Наручные часы показывали половину шестого, и Себ решил больше не рисковать и не пытаться уснуть на оставшийся час, а встал и оделся. Джоан этого даже не заметила. Себ всего несколько раз ночевал у неё, но уже узнал, что с утра у неё над ухом можно греметь чем угодно — она не проснётся, пока не услышит будильник. Ну, или пока чудовищный кот Фредди не начнёт грызть её за волосы.
В доме было тихо — все спали. И, если честно, Себ был этому рад. Ему было бы неплохо немного побыть одному и попытаться навести порядок в голове. В последнее время там творилась какая-то чертовщина, которую он не понимал.
«Зато откуда она взялась — гадать не надо», — раздражённо подумал он.
Ему нужно было отвлечься. Нужно было… взгляд упал на мамину кулинарную книгу.
Понятные действия по чётким и внятным инструкциям всегда успокаивали, так что Себ оценил критическим взглядом содержимое холодильника и взялся готовить сконы. Как раз на соседних страницах было два рецепта: с беконом и зеленью и с яблоком. Себ нацепил мамин фартук.
В голове, правда, и не думало проясняться. Приснившийся хохот вспоминался острее и болезненней, чем взрыв.
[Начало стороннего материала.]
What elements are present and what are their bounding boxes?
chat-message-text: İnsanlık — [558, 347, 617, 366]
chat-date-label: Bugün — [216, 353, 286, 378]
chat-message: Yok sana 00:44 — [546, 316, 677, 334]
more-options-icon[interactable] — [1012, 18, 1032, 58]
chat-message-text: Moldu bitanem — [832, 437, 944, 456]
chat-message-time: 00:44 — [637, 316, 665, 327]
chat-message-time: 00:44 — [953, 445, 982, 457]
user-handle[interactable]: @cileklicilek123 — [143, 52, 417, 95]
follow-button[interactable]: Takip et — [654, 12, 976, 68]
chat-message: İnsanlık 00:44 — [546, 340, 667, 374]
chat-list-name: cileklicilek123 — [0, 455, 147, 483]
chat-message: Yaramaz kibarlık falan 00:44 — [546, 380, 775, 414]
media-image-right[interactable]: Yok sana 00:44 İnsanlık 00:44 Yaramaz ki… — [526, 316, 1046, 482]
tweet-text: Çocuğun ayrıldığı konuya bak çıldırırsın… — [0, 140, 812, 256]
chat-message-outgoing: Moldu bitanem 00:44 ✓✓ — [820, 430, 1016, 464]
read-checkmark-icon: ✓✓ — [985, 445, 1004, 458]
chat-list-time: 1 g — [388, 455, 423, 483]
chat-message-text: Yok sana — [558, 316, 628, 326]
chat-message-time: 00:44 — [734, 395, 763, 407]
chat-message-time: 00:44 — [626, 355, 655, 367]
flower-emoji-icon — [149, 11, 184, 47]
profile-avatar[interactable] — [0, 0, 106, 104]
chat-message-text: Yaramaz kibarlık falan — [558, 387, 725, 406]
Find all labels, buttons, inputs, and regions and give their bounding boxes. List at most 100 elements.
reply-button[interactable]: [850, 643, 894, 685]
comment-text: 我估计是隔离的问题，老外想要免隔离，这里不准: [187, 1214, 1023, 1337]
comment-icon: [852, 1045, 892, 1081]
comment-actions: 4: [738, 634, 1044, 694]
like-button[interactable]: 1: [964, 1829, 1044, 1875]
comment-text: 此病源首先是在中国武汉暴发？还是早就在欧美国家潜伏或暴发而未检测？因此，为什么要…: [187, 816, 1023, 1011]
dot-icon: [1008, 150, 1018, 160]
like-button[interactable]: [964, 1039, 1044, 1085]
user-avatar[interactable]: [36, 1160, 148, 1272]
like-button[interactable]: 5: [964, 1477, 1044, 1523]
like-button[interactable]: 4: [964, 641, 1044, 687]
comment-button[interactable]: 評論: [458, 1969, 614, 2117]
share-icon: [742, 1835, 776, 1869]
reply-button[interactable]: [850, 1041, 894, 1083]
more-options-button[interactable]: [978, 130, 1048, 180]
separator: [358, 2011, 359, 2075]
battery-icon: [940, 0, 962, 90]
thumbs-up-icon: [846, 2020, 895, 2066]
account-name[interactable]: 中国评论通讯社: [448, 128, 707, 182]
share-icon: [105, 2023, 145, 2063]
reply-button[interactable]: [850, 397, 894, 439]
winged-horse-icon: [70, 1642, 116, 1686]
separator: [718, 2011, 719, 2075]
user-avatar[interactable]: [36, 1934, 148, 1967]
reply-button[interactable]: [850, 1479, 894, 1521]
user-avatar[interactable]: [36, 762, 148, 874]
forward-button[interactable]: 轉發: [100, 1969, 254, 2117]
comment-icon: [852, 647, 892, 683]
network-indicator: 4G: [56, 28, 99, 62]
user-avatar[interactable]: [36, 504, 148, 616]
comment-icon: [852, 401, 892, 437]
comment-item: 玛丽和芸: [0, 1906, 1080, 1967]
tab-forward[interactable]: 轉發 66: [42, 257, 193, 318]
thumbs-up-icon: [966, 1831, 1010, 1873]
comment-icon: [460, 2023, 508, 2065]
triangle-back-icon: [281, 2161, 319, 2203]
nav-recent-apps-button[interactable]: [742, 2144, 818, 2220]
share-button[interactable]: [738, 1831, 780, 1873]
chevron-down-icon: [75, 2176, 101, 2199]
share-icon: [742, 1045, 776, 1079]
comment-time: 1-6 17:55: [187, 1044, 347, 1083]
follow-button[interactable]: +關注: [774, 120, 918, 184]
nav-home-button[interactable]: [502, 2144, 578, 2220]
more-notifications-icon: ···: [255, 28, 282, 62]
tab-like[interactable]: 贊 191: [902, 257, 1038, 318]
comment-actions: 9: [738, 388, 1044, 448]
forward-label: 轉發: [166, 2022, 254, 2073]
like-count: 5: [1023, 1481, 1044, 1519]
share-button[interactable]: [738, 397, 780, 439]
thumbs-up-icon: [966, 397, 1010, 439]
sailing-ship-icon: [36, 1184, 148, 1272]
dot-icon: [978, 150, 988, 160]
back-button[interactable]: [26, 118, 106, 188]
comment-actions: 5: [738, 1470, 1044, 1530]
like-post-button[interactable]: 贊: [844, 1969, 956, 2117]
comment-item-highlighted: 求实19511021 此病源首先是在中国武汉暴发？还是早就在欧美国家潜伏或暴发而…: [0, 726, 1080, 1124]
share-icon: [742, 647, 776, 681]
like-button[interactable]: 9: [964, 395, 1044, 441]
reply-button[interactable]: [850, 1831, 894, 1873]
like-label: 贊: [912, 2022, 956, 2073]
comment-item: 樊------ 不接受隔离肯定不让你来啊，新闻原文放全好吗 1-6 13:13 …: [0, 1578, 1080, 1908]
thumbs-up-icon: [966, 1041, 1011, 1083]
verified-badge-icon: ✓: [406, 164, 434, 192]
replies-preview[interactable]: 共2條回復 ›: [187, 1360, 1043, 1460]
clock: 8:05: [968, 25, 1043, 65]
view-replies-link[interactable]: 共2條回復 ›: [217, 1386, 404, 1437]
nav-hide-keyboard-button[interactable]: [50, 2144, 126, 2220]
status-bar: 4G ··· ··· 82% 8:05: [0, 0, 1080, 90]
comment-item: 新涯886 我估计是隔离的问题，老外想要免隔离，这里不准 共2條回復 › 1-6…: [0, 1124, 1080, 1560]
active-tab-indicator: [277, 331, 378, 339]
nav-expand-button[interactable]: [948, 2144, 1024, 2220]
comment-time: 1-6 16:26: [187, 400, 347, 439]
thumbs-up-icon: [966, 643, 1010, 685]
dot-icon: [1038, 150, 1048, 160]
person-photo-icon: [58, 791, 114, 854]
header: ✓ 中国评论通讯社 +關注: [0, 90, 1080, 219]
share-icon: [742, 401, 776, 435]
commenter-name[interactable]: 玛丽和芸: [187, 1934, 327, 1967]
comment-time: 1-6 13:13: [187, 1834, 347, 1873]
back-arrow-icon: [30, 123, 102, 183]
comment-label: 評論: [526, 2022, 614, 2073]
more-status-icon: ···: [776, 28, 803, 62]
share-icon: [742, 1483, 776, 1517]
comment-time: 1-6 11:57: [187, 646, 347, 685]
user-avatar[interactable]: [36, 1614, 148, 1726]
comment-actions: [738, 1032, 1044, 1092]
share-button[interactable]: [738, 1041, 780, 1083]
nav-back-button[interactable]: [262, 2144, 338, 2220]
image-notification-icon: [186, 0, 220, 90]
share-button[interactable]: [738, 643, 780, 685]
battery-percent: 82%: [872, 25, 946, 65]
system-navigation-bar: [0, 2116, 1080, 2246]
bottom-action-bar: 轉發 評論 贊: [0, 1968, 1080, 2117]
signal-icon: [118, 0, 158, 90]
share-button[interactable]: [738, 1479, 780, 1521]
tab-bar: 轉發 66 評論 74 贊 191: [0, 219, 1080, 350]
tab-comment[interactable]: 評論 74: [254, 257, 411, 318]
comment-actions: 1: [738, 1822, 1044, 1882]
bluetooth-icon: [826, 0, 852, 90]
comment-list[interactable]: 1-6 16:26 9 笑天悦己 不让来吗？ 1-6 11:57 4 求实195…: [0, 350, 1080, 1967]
Сумасшествие, должно быть, заразно.
Ещё никогда в жизни отметка в рецепте: «Руками размять сливочное масло в мелкую крошку», — не приходилась так кстати. Себ не без удовольствия вымещал на несчастном куске масла своё недовольство. Но увы, оно не слишком-то сопротивлялось.
«Себастиан?»
Скрипнув зубами, Себ вымыл руки от масла, замешал тесто и раскатал его. Криво. Рука дрогнула, и вышло криво, так что, скрипнув зубами, Себ снова скатал тесто в шар и прокатил скалкой. Взял стакан, присыпал края мукой и принялся нарезать ровные кружки, жалея, что эта задача слишком проста.
Он был зол, очень сильно. И на Джима, конечно, тоже, но главное — на самого себя.
Какого чёрта он ведётся на это, как мальчишка? Ему пятнадцать или скоро тридцать пять? Никогда в жизни ничто так сильно не выводило его из состояния равновесия. Наоборот, невозмутимость, которую, кстати, Йен называл «пришибленностью», была его сильной стороной. Безупречную выдержку Себа Майлса отмечало даже армейское начальство.
Духовка уже грелась. Себ как раз нарезал и выложил на противень сконы с беконом и взялся за яблочные, когда кухонная дверь скрипнула.
Обернувшись, он с огромным удивлением увидел Джоан. Её слегка пошатывало, она не могла сдержать зевков, но за каким-то чёртом проснулась в совершенно нехарактерную для неё рань.
— Ты что здесь делаешь? — спросил Себ, даже отвлекаясь на мгновение от своих невесёлых размышлений.
— Не зна-а-аю, — ответила она, не переставая зевать, потёрла глаза и заметила будущие сконы. Подняла брови.
Себ вместо ответа сунул первый противень в духовку и начал вырезать яблочные сконы, заполняя второй. Закончив, неторопливо помыл руки и принялся варить Джоан кофе. Она забралась с ногами на диванчик, обхватила руками колени и следила за его действиями. Забрала горячую кружку, поблагодарила и заметила:
— Ты можешь рассказать.
Себ должен был бы ожидать чего-то в этом роде, если бы хоть немного раскинул мозгами. Ему не хватило сил на то, чтобы притвориться, что всё в порядке. И Джоан видела, насколько он разбит — должна была.
— Что бы это ни было, — добавила Джоан. — Что угодно.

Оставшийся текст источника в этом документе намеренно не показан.